At the last moment, to avoid a ruling that his crimes involved moral turpitude, Olmert declared that he was not a public figure and that he would not continue to accept the government benefits to which former prime ministers are entitled (it can be assumed that state payments for the rent of Olmert's office in a Tel Aviv skyscraper and the salaries of his staff were immediately halted). Olmert claimed that he was a normal citizen and there was no need to consider the issue of moral turpitude. Yet, only several weeks later, Olmert is being featured on Israeli media outlets as considering a return to the political scene and possibly even running for prime minister.
Olmert's readiness to consider a return to politics so soon after declaring he had no such intentions is a breach of trust toward the court system and the State Prosecutor's Office. If Olmert's current actions had been anticipated, it is unlikely that the prosecution would have agreed to postpone a discussion on the matter of moral turpitude (the option of considering moral turpitude was never pulled off the table altogether).
Right now, everything is political. On Friday, Yedioth Ahronoth published credible information that Prime Minister Benjamin Netanyahu and Defense Minister Ehud Barak had considered the possibility of making a peace agreement with Syria, before Syrian President Bashar al-Assad began massacring his own people last year. The U.S. confirmed that such deliberations took place. The report said that Netanyahu was willing to make significant concessions on the Golan Heights.
The assumption was that the publication of this report would hurt Netanyahu in the coming elections. This is not necessarily the case, however. On one hand, the Right will be angry at Netanyahu. But on the other hand, there are many in the center-left bloc who believe that Netanyahu does not seriously intend to compromise with any Arab entity. The Yedioth Ahronoth report could in fact help Netanyahu claim that he is not as hard-line as his rivals portray him to be.

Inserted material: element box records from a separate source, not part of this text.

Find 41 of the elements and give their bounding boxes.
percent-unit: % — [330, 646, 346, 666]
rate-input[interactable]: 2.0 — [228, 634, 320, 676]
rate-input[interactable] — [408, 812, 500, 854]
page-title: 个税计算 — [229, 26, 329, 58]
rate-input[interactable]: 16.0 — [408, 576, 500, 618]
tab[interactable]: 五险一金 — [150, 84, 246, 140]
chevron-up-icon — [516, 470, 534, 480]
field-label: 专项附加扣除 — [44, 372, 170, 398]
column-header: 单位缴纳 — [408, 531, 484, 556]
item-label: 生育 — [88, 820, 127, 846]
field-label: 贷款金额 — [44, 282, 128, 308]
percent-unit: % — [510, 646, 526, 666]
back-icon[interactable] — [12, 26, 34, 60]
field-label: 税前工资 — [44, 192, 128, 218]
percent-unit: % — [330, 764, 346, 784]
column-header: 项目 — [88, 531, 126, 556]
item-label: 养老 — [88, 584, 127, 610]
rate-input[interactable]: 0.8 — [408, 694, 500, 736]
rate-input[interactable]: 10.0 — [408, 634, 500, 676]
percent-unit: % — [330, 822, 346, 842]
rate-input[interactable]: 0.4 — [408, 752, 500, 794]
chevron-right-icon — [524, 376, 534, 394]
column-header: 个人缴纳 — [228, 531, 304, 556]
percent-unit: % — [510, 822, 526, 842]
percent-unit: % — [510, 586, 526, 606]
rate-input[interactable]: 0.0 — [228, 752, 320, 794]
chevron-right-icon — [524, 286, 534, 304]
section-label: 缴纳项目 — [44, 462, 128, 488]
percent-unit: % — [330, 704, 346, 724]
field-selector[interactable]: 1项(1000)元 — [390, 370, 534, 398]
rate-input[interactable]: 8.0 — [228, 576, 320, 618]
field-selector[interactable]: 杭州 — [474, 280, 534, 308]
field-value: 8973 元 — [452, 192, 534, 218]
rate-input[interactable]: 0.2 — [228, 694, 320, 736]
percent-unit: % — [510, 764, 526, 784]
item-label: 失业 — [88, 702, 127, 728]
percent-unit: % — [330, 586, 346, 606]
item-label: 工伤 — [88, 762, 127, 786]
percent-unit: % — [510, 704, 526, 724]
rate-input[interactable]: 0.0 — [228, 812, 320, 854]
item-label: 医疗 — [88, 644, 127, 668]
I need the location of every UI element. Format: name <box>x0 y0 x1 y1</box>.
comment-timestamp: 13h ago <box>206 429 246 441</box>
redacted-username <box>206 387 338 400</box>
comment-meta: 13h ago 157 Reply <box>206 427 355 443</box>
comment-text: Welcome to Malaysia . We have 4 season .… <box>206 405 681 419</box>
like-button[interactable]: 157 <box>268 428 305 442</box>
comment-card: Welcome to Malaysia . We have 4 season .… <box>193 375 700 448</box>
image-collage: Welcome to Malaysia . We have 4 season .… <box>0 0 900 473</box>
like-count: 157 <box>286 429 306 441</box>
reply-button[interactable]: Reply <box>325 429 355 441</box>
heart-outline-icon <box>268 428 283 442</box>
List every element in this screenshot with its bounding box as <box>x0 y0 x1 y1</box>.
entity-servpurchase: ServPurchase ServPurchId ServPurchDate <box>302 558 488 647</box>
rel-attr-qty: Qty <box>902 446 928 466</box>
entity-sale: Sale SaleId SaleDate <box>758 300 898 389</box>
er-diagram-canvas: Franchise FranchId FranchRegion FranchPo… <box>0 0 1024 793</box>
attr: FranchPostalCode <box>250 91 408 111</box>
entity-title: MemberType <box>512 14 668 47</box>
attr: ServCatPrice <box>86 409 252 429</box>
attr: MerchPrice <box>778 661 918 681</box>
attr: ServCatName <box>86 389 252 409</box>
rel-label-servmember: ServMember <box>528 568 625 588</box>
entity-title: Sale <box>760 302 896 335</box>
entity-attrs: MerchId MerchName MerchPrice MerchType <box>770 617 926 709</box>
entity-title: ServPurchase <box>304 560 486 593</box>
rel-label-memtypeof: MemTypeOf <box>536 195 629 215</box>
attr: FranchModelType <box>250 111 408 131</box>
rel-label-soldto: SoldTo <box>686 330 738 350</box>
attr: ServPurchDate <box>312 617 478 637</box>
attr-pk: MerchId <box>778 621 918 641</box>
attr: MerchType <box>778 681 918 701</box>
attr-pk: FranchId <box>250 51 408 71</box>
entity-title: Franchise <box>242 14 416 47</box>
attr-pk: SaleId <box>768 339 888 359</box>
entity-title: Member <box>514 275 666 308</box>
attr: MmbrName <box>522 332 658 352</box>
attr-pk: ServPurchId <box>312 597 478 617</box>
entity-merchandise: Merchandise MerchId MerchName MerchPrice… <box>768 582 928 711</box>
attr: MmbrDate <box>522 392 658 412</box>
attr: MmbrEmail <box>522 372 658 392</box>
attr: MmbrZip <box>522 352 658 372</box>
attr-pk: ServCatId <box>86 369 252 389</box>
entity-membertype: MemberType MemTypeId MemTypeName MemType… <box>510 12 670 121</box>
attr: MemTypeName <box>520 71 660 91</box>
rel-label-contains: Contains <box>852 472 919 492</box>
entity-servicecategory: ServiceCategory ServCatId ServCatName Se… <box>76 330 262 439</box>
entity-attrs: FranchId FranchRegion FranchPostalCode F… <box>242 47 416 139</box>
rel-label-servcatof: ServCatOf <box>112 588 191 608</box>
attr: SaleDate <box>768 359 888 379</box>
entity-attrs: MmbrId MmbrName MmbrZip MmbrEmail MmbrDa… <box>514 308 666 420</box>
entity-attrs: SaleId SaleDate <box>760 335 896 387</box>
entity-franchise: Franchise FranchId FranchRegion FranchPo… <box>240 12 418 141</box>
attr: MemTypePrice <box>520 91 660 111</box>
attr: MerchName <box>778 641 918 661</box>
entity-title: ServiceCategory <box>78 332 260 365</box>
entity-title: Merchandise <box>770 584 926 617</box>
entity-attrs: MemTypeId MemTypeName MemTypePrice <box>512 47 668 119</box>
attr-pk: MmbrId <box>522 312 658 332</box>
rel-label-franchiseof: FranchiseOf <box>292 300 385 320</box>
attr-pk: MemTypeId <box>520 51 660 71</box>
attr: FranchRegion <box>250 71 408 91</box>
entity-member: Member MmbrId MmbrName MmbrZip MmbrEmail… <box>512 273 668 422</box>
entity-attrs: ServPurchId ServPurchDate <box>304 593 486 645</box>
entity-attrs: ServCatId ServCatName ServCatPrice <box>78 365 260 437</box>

The onslaught now being conducted by Moshe (Bogie) Ya'alon and other Likud ministers against Barak is also political. This is natural, but it arouses curiosity. Why is it beneficial, in terms of the Likud primaries, for these politicians to hurl criticism at Barak, who is not a member of the party? It is also confusing. These ministers have put Netanyahu in a problematic light, making it appear as if Barak is able to impose his positions on the government at will. This is not true.
This is only the beginning. Elections always provide a license to vilify, exaggerate, offend, make vain, swear to lies, spread charms and theories, mock friends and be photographed smirking with enemies (just wait for the photograph of the hug between Eli Yishai and Aryeh Deri when they are forced to run on the same list). But after the elections, a giant “Delete” button will be pushed, and it will be as if nothing happened and everyone will sit down for negotiations on assembling the next coalition.